One of the core aspects of the WordPress platform that we all know and love, is it’s emphasis on freedom and transparency, and an open dialog between platform, developer, and end user. With these freedoms comes the opportunity to develop software in whichever style one chooses, with any customized interfaces or stylings.
With great power comes great responsibility. Over time, overly-complex interfaces and code structures can create high maintenance, as well as a not so extensible, structures for other developers to integrate with. Today, I’ll be running through a few core concepts to apply when creating your WordPress plugins, to ensure you are creating an extensible, maintainable, and comfortable environment for your end user, other developers, and for yourself.
Plan Your Plugin and Know Its Purpose
“A stitch in time saves nine,” as they say. Spend some time planning out the feature set of your plugin. If you can distill your plugin’s purpose to a single sentence, you’re ready to start coding.
An example of this can be seen in WooCommerce (“sell anything online, beautifully”) and in Gravity Forms (“easily create online forms for your website”).
Having a clear purpose for your plugin provides clarity and vision going forward with development.
Use the User Interface Guidelines Provided to You
Your plugin may well be the “next big thing” or “a game changer.” But it’s still powered by WordPress. Developing your own customized interface and disregarding the WordPress interface guidelines is doing your users a dis-service, while also making a stack more work for yourself.
Your users are familiar with WordPress, so save them some learning time and develop using the WordPress interfaces. Your users will be familiar with this style and, as a result, will quickly come to understand how to make use of your plugin.
Be Mindful of Any Setup Tasks Required
If your plugin requires anything to be setup before your end user can start using the plugin, make sure to let them know of this. I’ve found a sustainable approach for this can be using admin notices within WordPress, displayed only if the required fields are empty.
Common use cases for this are API keys or if a specific username or user-selected setting is required.
A template for this kind of message could be: “[plugin_name] is almost ready. To get started, set up your API keys.”
The “set up your API keys” text would then link to your settings screen.
Make Logical Use of Action and Filter Hooks
Your plugin sits inside a WordPress installation and sits next to many other plugins, developed by anyone in the world. For your plugin to truly be able to gain worldwide traction and adoption by other developers, it’s critical to enable developers to hook in, filter, and customize your plugin via their own code. This is done by adding logical placement of do_action() and apply_filters() calls.
If you have an action which forms part of your processing (for example, changing the status of an order in WooCommerce, or displaying your orders table to the customer), place logical calls to do_action() in those functions, to enable developers to add their own code to these processes and outputs.
One Method, One Purpose
Keep your code lean!
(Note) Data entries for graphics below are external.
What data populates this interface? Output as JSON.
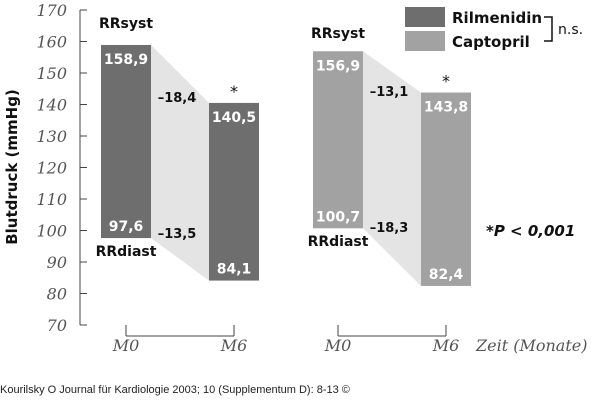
{
  "chart_data": {
    "type": "bar",
    "ylabel": "Blutdruck (mmHg)",
    "ylim": [
      70,
      170
    ],
    "yticks": [
      70,
      80,
      90,
      100,
      110,
      120,
      130,
      140,
      150,
      160,
      170
    ],
    "x_axis_caption": "Zeit (Monate)",
    "grid": false,
    "legend_position": "top-right",
    "groups": [
      {
        "name": "Rilmenidin",
        "color": "#6e6e6e",
        "bars": [
          {
            "time": "M0",
            "systolic": 158.9,
            "diastolic": 97.6,
            "systolic_label": "158,9",
            "diastolic_label": "97,6"
          },
          {
            "time": "M6",
            "systolic": 140.5,
            "diastolic": 84.1,
            "systolic_label": "140,5",
            "diastolic_label": "84,1",
            "marker": "*"
          }
        ],
        "change_systolic": "–18,4",
        "change_diastolic": "–13,5",
        "label_syst": "RRsyst",
        "label_diast": "RRdiast"
      },
      {
        "name": "Captopril",
        "color": "#a2a2a2",
        "bars": [
          {
            "time": "M0",
            "systolic": 156.9,
            "diastolic": 100.7,
            "systolic_label": "156,9",
            "diastolic_label": "100,7"
          },
          {
            "time": "M6",
            "systolic": 143.8,
            "diastolic": 82.4,
            "systolic_label": "143,8",
            "diastolic_label": "82,4",
            "marker": "*"
          }
        ],
        "change_systolic": "–13,1",
        "change_diastolic": "–18,3",
        "label_syst": "RRsyst",
        "label_diast": "RRdiast"
      }
    ],
    "legend": [
      {
        "label": "Rilmenidin",
        "color": "#6e6e6e"
      },
      {
        "label": "Captopril",
        "color": "#a2a2a2"
      }
    ],
    "legend_note": "n.s.",
    "significance": "*P < 0,001"
  },
  "source_credit": "Kourilsky O Journal für Kardiologie 2003; 10 (Supplementum D): 8-13 ©"
}
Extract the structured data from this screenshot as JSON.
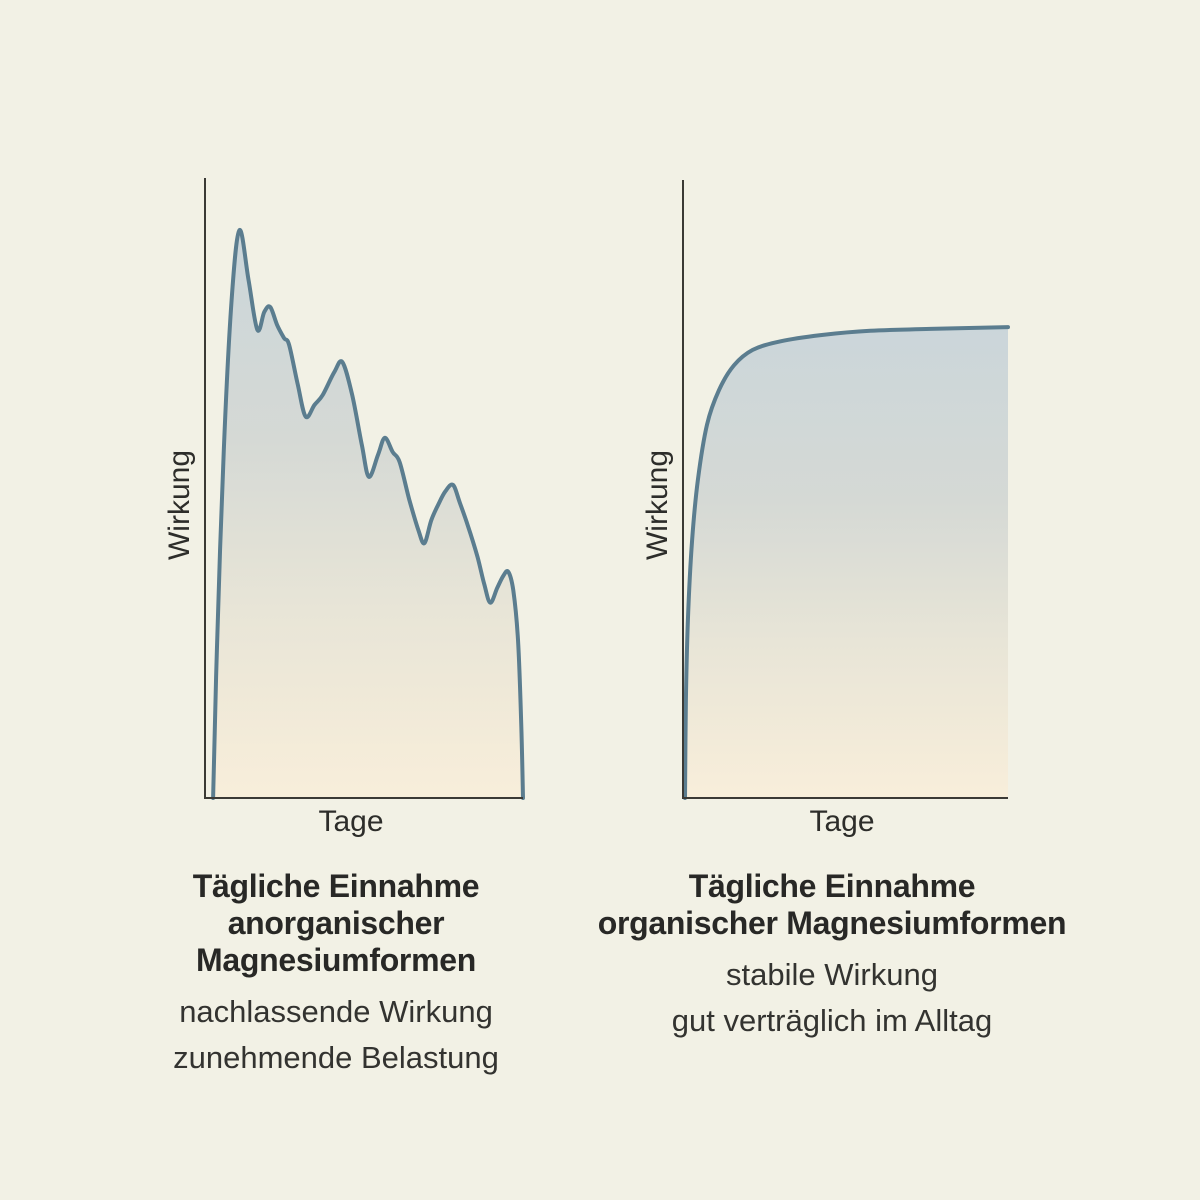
{
  "background": "#f2f1e5",
  "colors": {
    "stroke": "#5b7d8f",
    "axis": "#3b3a35",
    "text": "#2d2d2a",
    "fill_stops": [
      "#cbd6da",
      "#d5d9d5",
      "#e8e5d7",
      "#f8eeda"
    ]
  },
  "chart_data": [
    {
      "type": "area",
      "title": "Tägliche Einnahme anorganischer Magnesiumformen",
      "title_lines": [
        "Tägliche Einnahme",
        "anorganischer Magnesiumformen"
      ],
      "caption_lines": [
        "nachlassende Wirkung",
        "zunehmende Belastung"
      ],
      "xlabel": "Tage",
      "ylabel": "Wirkung",
      "x_axis_ticks": [],
      "y_axis_ticks": [],
      "description": "jagged sawtooth curve: sharp initial peak then stepwise declining effect over days",
      "points": [
        [
          0.013,
          0.0
        ],
        [
          0.025,
          0.239
        ],
        [
          0.047,
          0.561
        ],
        [
          0.072,
          0.803
        ],
        [
          0.097,
          0.916
        ],
        [
          0.126,
          0.835
        ],
        [
          0.154,
          0.755
        ],
        [
          0.176,
          0.784
        ],
        [
          0.195,
          0.792
        ],
        [
          0.217,
          0.763
        ],
        [
          0.239,
          0.742
        ],
        [
          0.255,
          0.731
        ],
        [
          0.283,
          0.666
        ],
        [
          0.308,
          0.615
        ],
        [
          0.336,
          0.634
        ],
        [
          0.362,
          0.65
        ],
        [
          0.399,
          0.687
        ],
        [
          0.425,
          0.703
        ],
        [
          0.456,
          0.65
        ],
        [
          0.487,
          0.569
        ],
        [
          0.509,
          0.518
        ],
        [
          0.538,
          0.553
        ],
        [
          0.56,
          0.581
        ],
        [
          0.585,
          0.558
        ],
        [
          0.607,
          0.542
        ],
        [
          0.638,
          0.481
        ],
        [
          0.667,
          0.432
        ],
        [
          0.686,
          0.411
        ],
        [
          0.708,
          0.448
        ],
        [
          0.73,
          0.473
        ],
        [
          0.752,
          0.494
        ],
        [
          0.777,
          0.505
        ],
        [
          0.799,
          0.476
        ],
        [
          0.824,
          0.44
        ],
        [
          0.855,
          0.389
        ],
        [
          0.877,
          0.344
        ],
        [
          0.896,
          0.315
        ],
        [
          0.918,
          0.339
        ],
        [
          0.937,
          0.358
        ],
        [
          0.953,
          0.365
        ],
        [
          0.969,
          0.335
        ],
        [
          0.984,
          0.255
        ],
        [
          0.994,
          0.126
        ],
        [
          1.0,
          0.0
        ]
      ]
    },
    {
      "type": "area",
      "title": "Tägliche Einnahme organischer Magnesiumformen",
      "title_lines": [
        "Tägliche Einnahme",
        "organischer Magnesiumformen"
      ],
      "caption_lines": [
        "stabile Wirkung",
        "gut verträglich im Alltag"
      ],
      "xlabel": "Tage",
      "ylabel": "Wirkung",
      "x_axis_ticks": [],
      "y_axis_ticks": [],
      "description": "smooth saturation curve: fast rise then stable plateau of effect over days",
      "points": [
        [
          0.003,
          0.0
        ],
        [
          0.006,
          0.159
        ],
        [
          0.012,
          0.288
        ],
        [
          0.025,
          0.417
        ],
        [
          0.043,
          0.515
        ],
        [
          0.071,
          0.604
        ],
        [
          0.108,
          0.66
        ],
        [
          0.154,
          0.7
        ],
        [
          0.212,
          0.725
        ],
        [
          0.298,
          0.739
        ],
        [
          0.422,
          0.749
        ],
        [
          0.575,
          0.756
        ],
        [
          0.76,
          0.759
        ],
        [
          1.0,
          0.762
        ]
      ]
    }
  ]
}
Each method you develop should serve a single purpose and nothing else. Sticking to this principle forces one to simplify each piece of the code, making it easier for developers to extend, while also making debugging of the code a breeze.
There are also opportunities here for interesting uses of do_action(). Having your methods output simply with a do_action() call (for example, for frontend output), enables themes to make use of this action without any unnecessary conditional statements.
An example of this can be seen in the “Testimonials by WooThemes” plugin. Calling do_action( ‘woothemes_testimonials’ ); will do nothing if the plugin isn’t present, yet doesn’t throw any errors either. If the plugin is present, the testimonials will display. That’s a clean, single-line method of displaying testimonials without having to write a conditional statement in the theme’s code.
Keep It Simple, Stan
Ultimately, the greatest asset to any plugin is simplicity. Keep your plugin’s purpose clear and simple, while also offering a clean and familiar interface for your end users. However advanced the logic is behind the interface, keeping the interface simple will ensure peace of mind for yourself and your end users.
Think like an end user and consider their needs from your plugin. This approach will help with forming the best possible plugin to meet your end users’ needs.